Based on that insight, the boys down in the Holiday Lab are working in shifts to develop a new Dudeist holiday called “Is This a—What Day is This?” Day. You’ll be able to randomly observe it on any day of the week when you realize that you’ve forgotten what day of the week it happens to be. I’m kinda celebrating that day right now, in fact.
Before I lose my train of thought entirely here, though, I wanted to share some ruminations on how The Big Lebowski—and I’m talking about the movie, here—is the perfect manifestation of our Dudeist ethos.
Now, I know the story that the movie unfolds for us teaches all about the way of Dudeism. But the movie’s path from relative flop to enduring cult classic also purty much exemplifies our whole worldview. Think about it…When it was released a way back in 1998, some real reactionary critics dismissed The Big Lebowski as a bum movie that couldn’t achieve commercial success on a level playing field. Considering that the Oscar-winning Fargo had been such a critical and popular hit, TBL, like its languid lead character, appeared to be just a deadbeat flick that the square movie-going community didn’t give a shit about.
Like the Dude, however, our Sacred Source shrugged off all the un-dude reviews and all the studio’s uptight questions about where the box-office profits were and it did so with a defiantly lackadaisical “Fuck it.” Although the movie seemed doomed to have the darkness of obscurity warsh over it like a black steer’s tookus on a moonless prairie night, it abided across the sands of time and became, on its own terms, a celluloid beacon giving comfort to all us sinners in an un-dude world.
There is an unspoken message in all of this rambling of mine, of course, and it involves abiding.
In my previous column I defined “abiding” for us Dudeists as “to endure without yielding.” The Big Lebowski as a film has certainly achieved that modest task, and in the process, has gathered together around it a diverse, worldwide community of fans.
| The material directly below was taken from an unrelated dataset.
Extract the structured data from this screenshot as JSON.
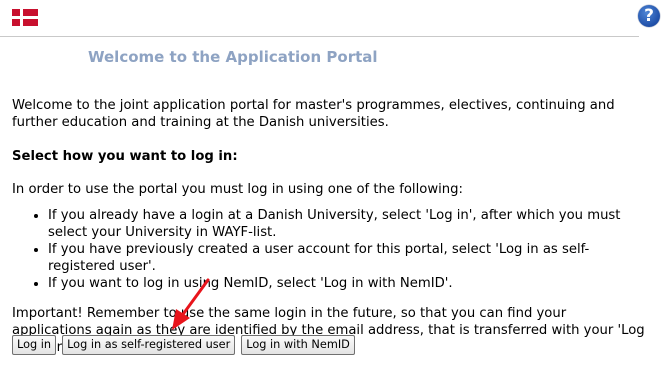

Similarly, when we as Dudeists practice abiding—enduring the strikes and gutters without yielding our true selves—we also attract friends who are doing the same.
Not only do these friends enter our lives a result of our practice of abiding…they also help to enhance and support that practice as well. Which brings me to…
Abide Resource Number 2: Friends Like These, Huh, Gary?
The Dude abides…yes, he does indeed. And as I discussed in Abide Resource Number 1, a lot of his time abiding was spent alone listening to music (when he wasn’t having the occasional acid flashback).
Taking the time to abide by yourself through zoning out or tuning in to whale song (or one of my favorites, the planet Jupiter) is necessary for takin’ ‘er easy (our ultimate goal as Dudeists), but so is abiding with our friends. The Dude, of course, had Walter and Donny as friends, which has raised one of Dudeism’s most vexing questions (apart from “What the fuck are you talking about?”): How did these three disparate characters befriend each other?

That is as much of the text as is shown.